The horses trudged on, their hooves making a rhythmic thudding in time to the sad tune sung by Old Rit and Cicero:
I’ve been ’buked and I’ve been scorned,
I’ve been ’buked and I’ve been scorned,
I’ve been ’buked and I’ve been scorned,
I’ve been talked about, sure you born.
Minty loved to hear the singing, even if she didn’t feel like joining in. They got to the last verse:
Ain’t gwine lay my ’ligion done,
Ain’t gwine lay my ’ligion done,
Ain’t gwine lay my ’ligion done,
I’ve been talked about, sure you born.
Minty stiffened her back. Many of her people knew the secret: with Jesus, a body could bear almost anything. And when you couldn’t bear it any longer, Jesus carried you home in His gentle arms. Ben used to say that the Lord Jesus wept right along with them.

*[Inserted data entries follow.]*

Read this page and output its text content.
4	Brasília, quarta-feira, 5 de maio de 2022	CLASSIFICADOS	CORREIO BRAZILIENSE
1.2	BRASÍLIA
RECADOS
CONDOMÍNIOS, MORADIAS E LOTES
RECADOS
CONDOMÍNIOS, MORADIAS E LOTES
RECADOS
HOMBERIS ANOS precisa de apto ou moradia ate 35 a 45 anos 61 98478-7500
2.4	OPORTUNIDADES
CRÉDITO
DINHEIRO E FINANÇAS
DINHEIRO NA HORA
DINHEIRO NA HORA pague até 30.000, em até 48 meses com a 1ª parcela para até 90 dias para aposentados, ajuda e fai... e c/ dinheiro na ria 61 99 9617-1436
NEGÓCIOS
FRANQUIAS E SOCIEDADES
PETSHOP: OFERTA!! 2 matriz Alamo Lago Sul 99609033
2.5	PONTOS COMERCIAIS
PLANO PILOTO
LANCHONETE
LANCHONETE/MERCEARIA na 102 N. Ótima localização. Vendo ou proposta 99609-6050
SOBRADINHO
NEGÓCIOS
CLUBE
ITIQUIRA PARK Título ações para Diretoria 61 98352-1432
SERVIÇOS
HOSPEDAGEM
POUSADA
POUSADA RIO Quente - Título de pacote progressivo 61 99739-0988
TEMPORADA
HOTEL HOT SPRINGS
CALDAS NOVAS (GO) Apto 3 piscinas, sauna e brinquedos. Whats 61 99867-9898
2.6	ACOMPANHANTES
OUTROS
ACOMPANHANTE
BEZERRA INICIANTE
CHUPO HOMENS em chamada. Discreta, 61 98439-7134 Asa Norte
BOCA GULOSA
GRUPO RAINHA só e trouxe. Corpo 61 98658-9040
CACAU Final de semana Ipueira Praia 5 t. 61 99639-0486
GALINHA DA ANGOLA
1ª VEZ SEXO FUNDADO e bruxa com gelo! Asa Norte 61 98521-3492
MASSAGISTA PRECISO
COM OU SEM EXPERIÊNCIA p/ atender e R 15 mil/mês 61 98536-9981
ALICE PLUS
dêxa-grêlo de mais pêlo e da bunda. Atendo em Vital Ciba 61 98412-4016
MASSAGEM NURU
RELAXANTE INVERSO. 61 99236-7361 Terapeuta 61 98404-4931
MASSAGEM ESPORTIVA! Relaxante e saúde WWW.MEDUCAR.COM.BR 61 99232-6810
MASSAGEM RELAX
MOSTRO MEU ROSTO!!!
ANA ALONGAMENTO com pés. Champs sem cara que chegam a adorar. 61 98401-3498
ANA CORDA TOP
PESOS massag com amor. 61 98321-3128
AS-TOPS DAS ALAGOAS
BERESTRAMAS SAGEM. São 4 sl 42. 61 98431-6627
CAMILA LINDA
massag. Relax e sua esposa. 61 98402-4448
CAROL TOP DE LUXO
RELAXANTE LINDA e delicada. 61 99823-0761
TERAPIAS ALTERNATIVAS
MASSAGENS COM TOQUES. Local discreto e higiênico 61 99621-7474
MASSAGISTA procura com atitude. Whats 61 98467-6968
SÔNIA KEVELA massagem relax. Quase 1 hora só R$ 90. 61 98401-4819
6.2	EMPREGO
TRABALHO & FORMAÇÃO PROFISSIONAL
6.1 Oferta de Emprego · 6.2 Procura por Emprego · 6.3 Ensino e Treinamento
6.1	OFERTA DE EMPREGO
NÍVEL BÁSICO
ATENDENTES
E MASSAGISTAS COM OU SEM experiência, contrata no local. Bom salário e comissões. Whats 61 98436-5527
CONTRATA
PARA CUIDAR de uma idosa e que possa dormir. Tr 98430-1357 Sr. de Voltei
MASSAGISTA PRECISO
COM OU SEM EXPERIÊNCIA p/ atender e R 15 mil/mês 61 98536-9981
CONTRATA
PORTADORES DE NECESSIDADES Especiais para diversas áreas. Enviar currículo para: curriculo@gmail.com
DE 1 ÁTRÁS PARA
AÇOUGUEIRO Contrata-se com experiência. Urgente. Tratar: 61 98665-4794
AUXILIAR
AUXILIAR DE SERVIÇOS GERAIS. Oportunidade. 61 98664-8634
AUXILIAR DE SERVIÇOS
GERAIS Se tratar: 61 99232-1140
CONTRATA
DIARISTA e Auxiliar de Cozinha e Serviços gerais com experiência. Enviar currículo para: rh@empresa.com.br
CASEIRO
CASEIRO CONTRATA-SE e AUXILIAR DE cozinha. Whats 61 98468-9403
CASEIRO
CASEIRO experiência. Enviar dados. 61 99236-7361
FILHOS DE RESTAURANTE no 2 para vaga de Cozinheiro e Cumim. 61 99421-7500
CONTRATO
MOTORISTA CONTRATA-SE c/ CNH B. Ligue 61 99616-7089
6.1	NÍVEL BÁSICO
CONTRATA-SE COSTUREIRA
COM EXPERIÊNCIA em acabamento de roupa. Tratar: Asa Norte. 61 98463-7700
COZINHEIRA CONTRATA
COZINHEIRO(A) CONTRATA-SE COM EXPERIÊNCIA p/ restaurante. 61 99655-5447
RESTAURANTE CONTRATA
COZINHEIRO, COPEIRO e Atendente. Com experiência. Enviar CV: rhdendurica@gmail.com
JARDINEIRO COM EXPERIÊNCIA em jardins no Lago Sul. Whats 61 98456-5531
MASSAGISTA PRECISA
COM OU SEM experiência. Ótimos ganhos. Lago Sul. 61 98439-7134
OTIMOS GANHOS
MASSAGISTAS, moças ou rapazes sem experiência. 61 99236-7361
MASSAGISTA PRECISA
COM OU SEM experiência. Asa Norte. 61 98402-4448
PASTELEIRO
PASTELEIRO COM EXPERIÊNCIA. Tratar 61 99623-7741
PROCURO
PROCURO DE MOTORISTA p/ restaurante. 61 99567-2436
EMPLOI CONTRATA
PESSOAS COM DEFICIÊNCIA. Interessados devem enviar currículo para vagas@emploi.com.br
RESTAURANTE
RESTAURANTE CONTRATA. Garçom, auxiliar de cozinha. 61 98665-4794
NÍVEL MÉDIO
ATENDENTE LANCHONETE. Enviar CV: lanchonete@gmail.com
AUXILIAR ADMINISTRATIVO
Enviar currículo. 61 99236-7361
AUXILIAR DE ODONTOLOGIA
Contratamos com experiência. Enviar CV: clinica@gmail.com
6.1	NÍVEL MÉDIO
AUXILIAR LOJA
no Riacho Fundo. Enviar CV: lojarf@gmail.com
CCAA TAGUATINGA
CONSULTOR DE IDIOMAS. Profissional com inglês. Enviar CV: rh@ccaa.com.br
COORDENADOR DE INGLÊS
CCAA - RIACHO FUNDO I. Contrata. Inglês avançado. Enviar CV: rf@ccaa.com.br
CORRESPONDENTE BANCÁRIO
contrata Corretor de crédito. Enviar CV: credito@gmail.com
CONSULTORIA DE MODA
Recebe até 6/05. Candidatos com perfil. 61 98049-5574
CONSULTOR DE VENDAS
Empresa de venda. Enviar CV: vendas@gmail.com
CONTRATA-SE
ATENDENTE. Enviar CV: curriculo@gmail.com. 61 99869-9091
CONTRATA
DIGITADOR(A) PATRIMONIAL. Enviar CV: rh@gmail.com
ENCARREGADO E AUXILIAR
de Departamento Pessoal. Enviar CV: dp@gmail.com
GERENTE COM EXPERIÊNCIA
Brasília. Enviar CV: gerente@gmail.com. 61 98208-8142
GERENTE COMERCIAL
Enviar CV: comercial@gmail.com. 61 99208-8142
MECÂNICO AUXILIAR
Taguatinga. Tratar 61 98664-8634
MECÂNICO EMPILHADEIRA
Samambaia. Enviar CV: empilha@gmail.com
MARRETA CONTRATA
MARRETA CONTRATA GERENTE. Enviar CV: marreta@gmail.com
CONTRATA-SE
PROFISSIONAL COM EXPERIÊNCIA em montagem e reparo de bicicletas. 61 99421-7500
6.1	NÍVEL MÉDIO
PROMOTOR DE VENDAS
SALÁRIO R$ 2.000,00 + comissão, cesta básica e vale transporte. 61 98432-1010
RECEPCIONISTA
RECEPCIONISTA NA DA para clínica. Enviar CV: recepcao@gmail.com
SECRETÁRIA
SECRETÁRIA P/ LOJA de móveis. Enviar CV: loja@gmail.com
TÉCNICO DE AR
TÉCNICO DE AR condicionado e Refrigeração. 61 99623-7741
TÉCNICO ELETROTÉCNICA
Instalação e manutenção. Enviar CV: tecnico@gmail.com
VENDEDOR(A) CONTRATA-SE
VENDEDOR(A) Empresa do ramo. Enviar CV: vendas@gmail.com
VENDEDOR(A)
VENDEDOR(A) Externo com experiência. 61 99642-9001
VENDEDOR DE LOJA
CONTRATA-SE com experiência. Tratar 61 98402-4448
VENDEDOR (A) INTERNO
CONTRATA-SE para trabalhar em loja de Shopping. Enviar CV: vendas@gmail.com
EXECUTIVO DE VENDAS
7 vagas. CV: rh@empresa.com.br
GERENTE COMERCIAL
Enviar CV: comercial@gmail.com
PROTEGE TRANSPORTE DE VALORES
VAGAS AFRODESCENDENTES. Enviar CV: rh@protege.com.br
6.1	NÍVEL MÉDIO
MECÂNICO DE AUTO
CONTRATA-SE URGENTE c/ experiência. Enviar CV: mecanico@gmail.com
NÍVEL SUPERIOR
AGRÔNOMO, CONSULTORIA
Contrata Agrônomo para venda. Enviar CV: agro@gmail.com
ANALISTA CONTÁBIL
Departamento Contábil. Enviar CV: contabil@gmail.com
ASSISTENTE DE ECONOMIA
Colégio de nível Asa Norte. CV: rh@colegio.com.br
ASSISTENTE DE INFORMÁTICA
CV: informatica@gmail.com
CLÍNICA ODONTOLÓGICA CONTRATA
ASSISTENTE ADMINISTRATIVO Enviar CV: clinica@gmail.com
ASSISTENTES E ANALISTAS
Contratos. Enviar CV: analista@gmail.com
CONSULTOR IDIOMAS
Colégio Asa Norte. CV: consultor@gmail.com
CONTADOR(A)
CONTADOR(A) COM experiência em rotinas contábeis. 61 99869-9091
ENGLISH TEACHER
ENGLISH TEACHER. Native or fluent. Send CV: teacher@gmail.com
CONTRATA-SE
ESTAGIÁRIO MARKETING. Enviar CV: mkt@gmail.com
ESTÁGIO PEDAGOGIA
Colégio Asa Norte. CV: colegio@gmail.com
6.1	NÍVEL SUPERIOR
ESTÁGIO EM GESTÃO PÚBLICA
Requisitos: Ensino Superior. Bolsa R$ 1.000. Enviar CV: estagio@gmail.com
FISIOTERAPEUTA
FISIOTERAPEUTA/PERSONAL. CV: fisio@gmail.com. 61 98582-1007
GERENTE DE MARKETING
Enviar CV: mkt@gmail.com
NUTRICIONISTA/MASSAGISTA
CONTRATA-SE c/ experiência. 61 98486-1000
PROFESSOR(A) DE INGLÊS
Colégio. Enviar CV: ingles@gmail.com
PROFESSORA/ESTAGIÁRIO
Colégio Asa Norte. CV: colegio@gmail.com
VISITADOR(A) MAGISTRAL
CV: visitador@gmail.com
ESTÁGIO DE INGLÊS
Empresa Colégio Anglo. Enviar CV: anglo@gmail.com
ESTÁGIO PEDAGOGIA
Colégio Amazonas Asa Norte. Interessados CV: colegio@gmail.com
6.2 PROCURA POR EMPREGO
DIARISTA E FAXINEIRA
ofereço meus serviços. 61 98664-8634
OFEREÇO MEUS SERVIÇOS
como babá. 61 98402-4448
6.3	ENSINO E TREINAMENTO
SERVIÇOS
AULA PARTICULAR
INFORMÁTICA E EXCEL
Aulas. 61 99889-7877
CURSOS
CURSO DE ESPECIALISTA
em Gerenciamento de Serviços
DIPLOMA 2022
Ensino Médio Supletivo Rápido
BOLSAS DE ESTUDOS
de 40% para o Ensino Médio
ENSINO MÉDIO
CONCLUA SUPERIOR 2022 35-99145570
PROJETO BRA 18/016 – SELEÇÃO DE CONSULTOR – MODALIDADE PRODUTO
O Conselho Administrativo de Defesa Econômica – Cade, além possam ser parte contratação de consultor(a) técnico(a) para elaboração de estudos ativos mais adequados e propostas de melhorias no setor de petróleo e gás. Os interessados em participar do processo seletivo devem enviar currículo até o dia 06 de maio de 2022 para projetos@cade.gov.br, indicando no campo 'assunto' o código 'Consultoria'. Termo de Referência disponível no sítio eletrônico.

As the wagon pulled up in front of the freshly whitewashed frame house, Minty reminded herself that she wasn’t only bringing her quilt—she had Jesus with her as well.
How hard it had been to say good-bye to Old Rit. Cicero took the wagon around back and knocked on the back door. A pretty young woman answered the door.
“Miss Susan?” When Cicero saw the woman incline her head slightly he continued, “I carried your new girl over from the Cooks’ place. This here be Araminta Ross from Brodas Plantation.” Cicero pushed Minty forward. “They call her Minty.”
“Hmm.” Miss Susan looked Minty over. “You are the one that Edward Brodas said was good with children?”
“Yes, ma’am.”
“All right. Come in, come in.” She flicked her hand toward Cicero. “Get on home, boy. I’m sure Edward Brodas does not feed you in order to have you standing idle here.”